Вспомнив нехилого брата, я подумал, что ему, конечно, вовсе не требовалось прыгать на Алексея сзади. Но я промолчал. Спросил, из-за чего у них рознь.
– Потому что я, – надменно сказал Шерапенков, – в моём праве! И если б не они, у меня могла бы жизнь быть.
Рассказал, что окончил церковноприходскую школу с похвальным листом и отец решил: он больше для городской жизни подходящ. Отвёз в Самару к известному мастеру Логинову: учиться делать дамские ридикюли и другую галантерею. В учении Алексей показал дарование. Отец, умирая, оставил всю землю – восемнадцать десятин – старшему брату с условием «довести Алёшку до дела». Началась германская война; он уже работал помощником Логинова. Попросился на войну. Когда вернулся с фронта после ранений – захотел открыть собственную мастерскую, но требовалась известная сумма. Брат в то время «имел двух лишних бычков». Денег от их продажи Алексею хватило бы.

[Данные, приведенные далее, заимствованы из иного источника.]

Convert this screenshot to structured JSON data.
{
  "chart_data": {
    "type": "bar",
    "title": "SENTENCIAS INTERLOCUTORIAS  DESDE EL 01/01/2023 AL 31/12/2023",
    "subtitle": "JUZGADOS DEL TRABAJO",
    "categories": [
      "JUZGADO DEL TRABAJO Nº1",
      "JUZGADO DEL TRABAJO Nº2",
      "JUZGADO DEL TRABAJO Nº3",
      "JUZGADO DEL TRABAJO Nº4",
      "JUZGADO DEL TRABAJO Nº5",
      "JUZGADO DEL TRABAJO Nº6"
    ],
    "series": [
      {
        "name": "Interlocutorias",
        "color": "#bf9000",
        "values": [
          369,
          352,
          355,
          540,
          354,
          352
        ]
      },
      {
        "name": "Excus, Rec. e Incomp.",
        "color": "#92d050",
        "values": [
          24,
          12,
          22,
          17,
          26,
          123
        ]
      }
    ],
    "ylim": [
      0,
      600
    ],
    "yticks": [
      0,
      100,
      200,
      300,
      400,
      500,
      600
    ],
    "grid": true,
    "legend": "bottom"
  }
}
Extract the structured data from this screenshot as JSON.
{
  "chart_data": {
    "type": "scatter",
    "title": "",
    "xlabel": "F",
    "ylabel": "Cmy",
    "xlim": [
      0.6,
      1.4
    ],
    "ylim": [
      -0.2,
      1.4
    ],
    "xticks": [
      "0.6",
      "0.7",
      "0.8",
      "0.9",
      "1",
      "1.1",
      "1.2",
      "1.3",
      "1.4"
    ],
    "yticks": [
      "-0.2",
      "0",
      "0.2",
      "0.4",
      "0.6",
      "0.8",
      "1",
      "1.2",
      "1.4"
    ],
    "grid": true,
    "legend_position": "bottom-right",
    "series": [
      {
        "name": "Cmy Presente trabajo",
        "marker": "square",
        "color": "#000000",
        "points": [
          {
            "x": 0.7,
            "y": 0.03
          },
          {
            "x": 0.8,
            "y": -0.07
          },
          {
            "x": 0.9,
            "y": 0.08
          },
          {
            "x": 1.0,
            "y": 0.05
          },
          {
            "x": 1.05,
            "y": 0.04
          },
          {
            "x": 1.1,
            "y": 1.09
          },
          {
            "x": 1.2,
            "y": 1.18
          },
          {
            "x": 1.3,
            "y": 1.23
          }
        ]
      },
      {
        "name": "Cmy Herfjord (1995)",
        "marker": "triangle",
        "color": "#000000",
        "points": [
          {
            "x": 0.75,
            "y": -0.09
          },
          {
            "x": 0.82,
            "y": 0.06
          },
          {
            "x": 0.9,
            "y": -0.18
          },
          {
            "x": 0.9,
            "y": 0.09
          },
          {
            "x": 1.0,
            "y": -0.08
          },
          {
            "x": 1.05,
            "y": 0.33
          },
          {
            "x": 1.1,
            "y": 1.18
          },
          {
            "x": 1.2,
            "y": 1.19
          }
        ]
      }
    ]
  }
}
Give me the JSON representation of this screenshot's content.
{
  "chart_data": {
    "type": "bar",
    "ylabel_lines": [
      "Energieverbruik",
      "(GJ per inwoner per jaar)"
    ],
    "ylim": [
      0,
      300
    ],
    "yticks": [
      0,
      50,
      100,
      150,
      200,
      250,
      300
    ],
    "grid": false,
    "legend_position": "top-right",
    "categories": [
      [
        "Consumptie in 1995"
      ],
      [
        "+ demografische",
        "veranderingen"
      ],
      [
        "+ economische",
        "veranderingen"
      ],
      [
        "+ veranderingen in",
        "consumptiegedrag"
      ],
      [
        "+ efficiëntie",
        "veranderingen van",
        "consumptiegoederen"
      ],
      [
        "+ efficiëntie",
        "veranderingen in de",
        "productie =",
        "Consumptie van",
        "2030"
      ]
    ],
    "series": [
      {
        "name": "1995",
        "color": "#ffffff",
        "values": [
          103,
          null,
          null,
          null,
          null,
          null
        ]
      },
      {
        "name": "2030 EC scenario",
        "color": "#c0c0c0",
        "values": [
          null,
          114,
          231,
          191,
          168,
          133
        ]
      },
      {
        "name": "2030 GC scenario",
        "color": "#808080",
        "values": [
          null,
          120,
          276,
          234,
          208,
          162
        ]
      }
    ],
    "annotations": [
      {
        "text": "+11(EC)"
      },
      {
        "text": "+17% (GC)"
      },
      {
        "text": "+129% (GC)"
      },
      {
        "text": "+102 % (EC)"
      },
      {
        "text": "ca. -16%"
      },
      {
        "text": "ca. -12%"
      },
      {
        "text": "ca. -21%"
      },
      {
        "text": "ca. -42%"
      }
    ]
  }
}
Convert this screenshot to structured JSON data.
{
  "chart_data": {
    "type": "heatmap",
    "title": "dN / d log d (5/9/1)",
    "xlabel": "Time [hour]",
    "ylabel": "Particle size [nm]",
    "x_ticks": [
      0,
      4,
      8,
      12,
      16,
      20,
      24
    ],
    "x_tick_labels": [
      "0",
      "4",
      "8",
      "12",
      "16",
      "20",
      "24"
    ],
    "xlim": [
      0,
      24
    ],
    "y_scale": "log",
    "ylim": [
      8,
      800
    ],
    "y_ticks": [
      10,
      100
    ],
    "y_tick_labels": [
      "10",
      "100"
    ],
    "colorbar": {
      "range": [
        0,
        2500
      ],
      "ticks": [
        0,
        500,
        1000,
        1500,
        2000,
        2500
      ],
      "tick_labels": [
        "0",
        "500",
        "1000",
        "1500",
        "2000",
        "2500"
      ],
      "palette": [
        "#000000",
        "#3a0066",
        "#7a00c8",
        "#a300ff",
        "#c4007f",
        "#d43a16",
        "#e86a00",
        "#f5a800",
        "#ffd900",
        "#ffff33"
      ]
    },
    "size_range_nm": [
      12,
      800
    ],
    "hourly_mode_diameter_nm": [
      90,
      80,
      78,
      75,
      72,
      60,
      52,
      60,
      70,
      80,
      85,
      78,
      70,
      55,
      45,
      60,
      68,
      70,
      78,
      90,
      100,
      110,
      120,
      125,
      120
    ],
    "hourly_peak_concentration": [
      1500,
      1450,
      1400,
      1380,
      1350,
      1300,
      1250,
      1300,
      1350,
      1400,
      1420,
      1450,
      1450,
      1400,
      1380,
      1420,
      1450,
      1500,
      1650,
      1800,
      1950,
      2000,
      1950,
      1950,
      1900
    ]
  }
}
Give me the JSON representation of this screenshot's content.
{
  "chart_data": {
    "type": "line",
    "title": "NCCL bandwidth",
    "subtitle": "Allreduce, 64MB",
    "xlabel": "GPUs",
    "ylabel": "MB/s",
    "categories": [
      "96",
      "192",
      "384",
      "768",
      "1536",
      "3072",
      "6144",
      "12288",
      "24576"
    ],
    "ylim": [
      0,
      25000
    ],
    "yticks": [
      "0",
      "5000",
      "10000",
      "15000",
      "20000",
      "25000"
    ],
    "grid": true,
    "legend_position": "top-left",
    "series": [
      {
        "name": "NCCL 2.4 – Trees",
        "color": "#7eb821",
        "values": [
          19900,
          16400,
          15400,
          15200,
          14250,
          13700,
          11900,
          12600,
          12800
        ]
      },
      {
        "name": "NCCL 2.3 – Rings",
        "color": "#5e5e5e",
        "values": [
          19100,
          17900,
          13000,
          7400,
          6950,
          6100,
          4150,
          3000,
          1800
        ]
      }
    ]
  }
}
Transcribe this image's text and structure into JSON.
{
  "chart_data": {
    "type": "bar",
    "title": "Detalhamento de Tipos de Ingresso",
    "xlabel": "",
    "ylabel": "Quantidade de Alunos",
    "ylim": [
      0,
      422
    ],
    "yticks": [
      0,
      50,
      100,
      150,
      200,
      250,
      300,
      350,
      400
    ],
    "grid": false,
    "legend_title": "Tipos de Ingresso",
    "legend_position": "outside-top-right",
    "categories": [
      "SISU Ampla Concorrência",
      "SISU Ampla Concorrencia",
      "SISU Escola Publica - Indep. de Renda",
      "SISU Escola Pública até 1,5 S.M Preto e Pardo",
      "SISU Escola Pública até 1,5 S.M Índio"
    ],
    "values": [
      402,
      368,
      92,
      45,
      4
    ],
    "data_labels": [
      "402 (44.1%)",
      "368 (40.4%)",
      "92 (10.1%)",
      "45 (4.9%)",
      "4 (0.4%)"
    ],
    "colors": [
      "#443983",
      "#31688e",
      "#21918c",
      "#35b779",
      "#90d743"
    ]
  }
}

– Я ему говорю: уважь моё право! Наказал отец меня до дела довести, так доводи!
Но брат, «а особливо Нюрка», напирали, что он «уже доведён до дела» – работал у Логинова, пусть и дале работает.
– Я говорю: это было полдела. Дело – когда оно моё!
Не дали денег брат с женой. Тогда он пришёл к ним в отцовскую избу: «Буду вовсе без дела жить. Я в моём праве!» Брат не выгнал, терпел; золовка «злобилась, выживала». Тут случился Октябрьский переворот, вскоре в деревню нагрянула красногвардейская дружина – «и двоих быков свели, и ещё и кабана!»
Вспоминая это, он трёт безволосую грудь мочалкой, удовлетворённо посмеивается.
Я спросил, что он думает о большевиках.
– Выжиги! Читал я ихи листки: всеобщее счастье, мол, дадим. Разве ж счастье может быть всеобщее? Ты погляди, сколь горемык кругом: тьма-тьмущая! Куда они денутся? А несчастные рожаться, што ль, перестанут? Одни дураки в это счастье и верят, но, скажи, как много их! То-то отец-покойник говорил: дураков в пашню не сеют, они сами плодятся.
– И как же ты, – сказал я, – это понимал и побежал к красным нашу разведку выдавать?
Он глядит на меня в упор. Глаза ледяные, немигающие.
– Я на рыбалку собирался: сижу под сараем, лажу верши, а твой брат по нашему двору туда-сюда, ляжками играет, распоряжается. Иди, мне говорит, напои мою кобылу! Я говорю: разве вы, господин поручик, меня слугой наняли?
«Господин поручик...» Брат был подпоручиком. По армейскому неписаному правилу, Шерапенков опустил приставку «под».
– А он... – в голосе Алексея – неизбывно-горчайшая обида, глаза подёрнулись влагой, – он как сунет мне кулаком в спину, в больное место. Здоров, сволочь! Я от боли упал. Ну, думаю, я тя обласкаю...
Помолчал, потупившись. Поднял на меня горящий взгляд.
– Если б можно было: мне трёхлинейку – и ему! С десяти саженей – «цельсь!» – Голос стал дрожливо-яростным, в уголках рта – пена. – По счёту «три»... Я б его сшиб! И нисколь бы не жалел, и хер бы с ним!
Последние слова меня резнули по нутру, точно глотнул чего-то кипящего. Я поспешно окатился водой, стал одеваться.
* * *
У гусар один убитый, трое раненых, но скот возвращён в деревню. Командир батальона уплатил хозяину за огромного вола, и наутро следующего дня мы ели вожделенный суп со свежим мясом, густо приправленный картофелем и крупой. Каждому досталось почти по два фунта говядины. Наевшись, мы присолили оставшиеся куски и спрятали в вещевые мешки.
Утро пронизывающе-сырое, туманное, вот-вот посыплет мокрый снег. До чего не хочется покидать натопленные избы! Но трубят сбор. Командир батальона, пройдясь перед строем, вдруг называет фамилии: Шерапенкова и мою.
– За вчерашнее дело объявляю благодарность и всем ставлю в пример! – обеими руками пожимает руку Алексею, потом мне, обдаёт душком самогона.